Residents, recovery providers and officials from the Washington Drug & Alcohol Commission asked the Washington County Board of Commissioners to halt a proposed restructuring of the county's Single County Authority and to make opioid-settlement spending decisions more transparent.
"The public deserves clarity, not just a ceremony," said AC Rowland during the meeting's public-comment period, pressing the board for details on who selected members of the newly created opioid settlement review committee and whether meetings, scoring systems and minutes would be public. "These dollars are meant to repair public harm. The public deserves to see every step of how they are spent."
Laura Dieterle, director of clinical and case management services at Washington Drug and Alcohol, which serves as the county's SCA, told the commissioners the county's system "reflects national best practices" and accused the board's handling of opioid-settlement funds of lacking transparency. Dieterle said WDAC had publicly raised concerns about "secrecy, questionable decision making, clear conflicts of interest with grantees" and that "8 of the grants you funded were denied"; she warned denied or noncompliant grants could require the county to repay funds.
Several people with lived experience of addiction also spoke in favor of keeping WDAC as the SCA. Ryan Kelly said WDAC helped him and his family navigate treatment and recovery and urged commissioners not to centralize control of opioid funds. "Change in the SCA structure will not improve recovery outcomes," Kelly said. Juan Golden, who identified himself as in recovery, described WDAC as "essential" to his recovery.
The board moved forward with appointments to an opioid settlement review committee during the meeting. The chief clerk asked commissioners to approve a slate that included the reappointment of Bill Ime (Farmland Preservation Board chairman) and the appointments of Dr. John Timothy, Dan Buser, Teresa Seifer, Ed Zelig, Amy Podgursky Gough, Alicia Walls and Joe Glover to the opioid settlement review committee. The motion was seconded and carried on a roll call vote.
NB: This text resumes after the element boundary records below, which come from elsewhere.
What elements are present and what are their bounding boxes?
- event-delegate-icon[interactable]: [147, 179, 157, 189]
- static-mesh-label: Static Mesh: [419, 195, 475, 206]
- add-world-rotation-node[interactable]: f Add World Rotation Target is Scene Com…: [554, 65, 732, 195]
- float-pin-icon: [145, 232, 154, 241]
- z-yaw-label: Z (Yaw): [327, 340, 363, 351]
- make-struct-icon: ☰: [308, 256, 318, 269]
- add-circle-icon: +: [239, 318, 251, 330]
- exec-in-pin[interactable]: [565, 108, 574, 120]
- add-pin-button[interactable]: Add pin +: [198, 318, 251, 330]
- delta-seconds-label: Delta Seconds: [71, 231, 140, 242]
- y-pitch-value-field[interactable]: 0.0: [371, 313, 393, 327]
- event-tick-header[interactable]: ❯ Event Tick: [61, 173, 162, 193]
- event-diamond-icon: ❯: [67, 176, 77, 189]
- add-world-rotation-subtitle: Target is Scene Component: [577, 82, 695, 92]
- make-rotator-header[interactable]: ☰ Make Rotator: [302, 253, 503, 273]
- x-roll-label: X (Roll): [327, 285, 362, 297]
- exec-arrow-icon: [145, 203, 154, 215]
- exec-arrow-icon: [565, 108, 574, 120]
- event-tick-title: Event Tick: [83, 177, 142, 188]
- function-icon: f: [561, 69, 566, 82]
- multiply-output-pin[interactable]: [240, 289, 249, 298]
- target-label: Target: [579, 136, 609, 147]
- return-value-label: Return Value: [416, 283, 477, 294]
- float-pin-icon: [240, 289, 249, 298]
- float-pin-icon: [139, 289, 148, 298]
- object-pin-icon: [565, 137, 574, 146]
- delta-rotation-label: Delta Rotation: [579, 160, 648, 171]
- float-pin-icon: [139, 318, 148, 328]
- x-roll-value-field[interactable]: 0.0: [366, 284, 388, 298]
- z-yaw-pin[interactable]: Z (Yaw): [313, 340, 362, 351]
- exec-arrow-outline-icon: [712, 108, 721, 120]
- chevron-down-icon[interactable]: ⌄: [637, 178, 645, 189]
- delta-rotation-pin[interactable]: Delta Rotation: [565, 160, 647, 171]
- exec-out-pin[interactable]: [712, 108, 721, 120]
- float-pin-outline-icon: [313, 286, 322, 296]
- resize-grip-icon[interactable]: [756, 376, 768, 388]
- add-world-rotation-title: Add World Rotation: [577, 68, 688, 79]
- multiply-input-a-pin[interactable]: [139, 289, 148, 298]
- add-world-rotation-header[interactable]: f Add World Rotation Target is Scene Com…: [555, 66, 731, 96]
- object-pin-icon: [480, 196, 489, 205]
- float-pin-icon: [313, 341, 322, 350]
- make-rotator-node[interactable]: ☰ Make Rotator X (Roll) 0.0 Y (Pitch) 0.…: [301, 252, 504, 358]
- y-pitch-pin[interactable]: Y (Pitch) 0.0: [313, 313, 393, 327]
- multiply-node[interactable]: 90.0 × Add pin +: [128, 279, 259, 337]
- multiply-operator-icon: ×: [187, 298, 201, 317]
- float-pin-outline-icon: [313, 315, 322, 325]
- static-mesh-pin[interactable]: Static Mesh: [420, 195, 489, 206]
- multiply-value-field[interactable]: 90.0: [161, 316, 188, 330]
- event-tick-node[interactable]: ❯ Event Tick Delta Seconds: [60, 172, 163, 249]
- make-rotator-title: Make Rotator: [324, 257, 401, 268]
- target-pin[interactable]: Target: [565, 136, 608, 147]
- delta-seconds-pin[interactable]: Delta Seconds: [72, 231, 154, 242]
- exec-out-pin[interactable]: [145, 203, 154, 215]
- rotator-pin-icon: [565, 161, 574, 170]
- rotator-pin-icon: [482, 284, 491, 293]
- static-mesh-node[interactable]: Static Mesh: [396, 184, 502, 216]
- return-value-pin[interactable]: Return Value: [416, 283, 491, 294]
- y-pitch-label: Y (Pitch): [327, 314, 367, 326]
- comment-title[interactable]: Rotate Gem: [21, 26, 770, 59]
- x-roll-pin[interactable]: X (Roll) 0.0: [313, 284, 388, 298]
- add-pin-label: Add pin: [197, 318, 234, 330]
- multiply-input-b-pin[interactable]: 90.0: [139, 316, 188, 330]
The meeting record shows the dispute centered on two overlapping concerns: (1) whether restructuring the SCA is necessary or aimed at silencing WDAC oversight, and (2) whether the appointment and funding-review process will be sufficiently open to the public. Dieterle said the Hill Group study cited by commissioners does not support dismantling the existing SCA.
The board did not, during the recorded public-comment segment, provide a detailed timeline for committee meetings, publication of minutes or a public-scoring rubric. The county's next regular meeting was announced for 03/05/2026; no additional procedural steps for the opioid-settlement review committee were specified on the public record during this session.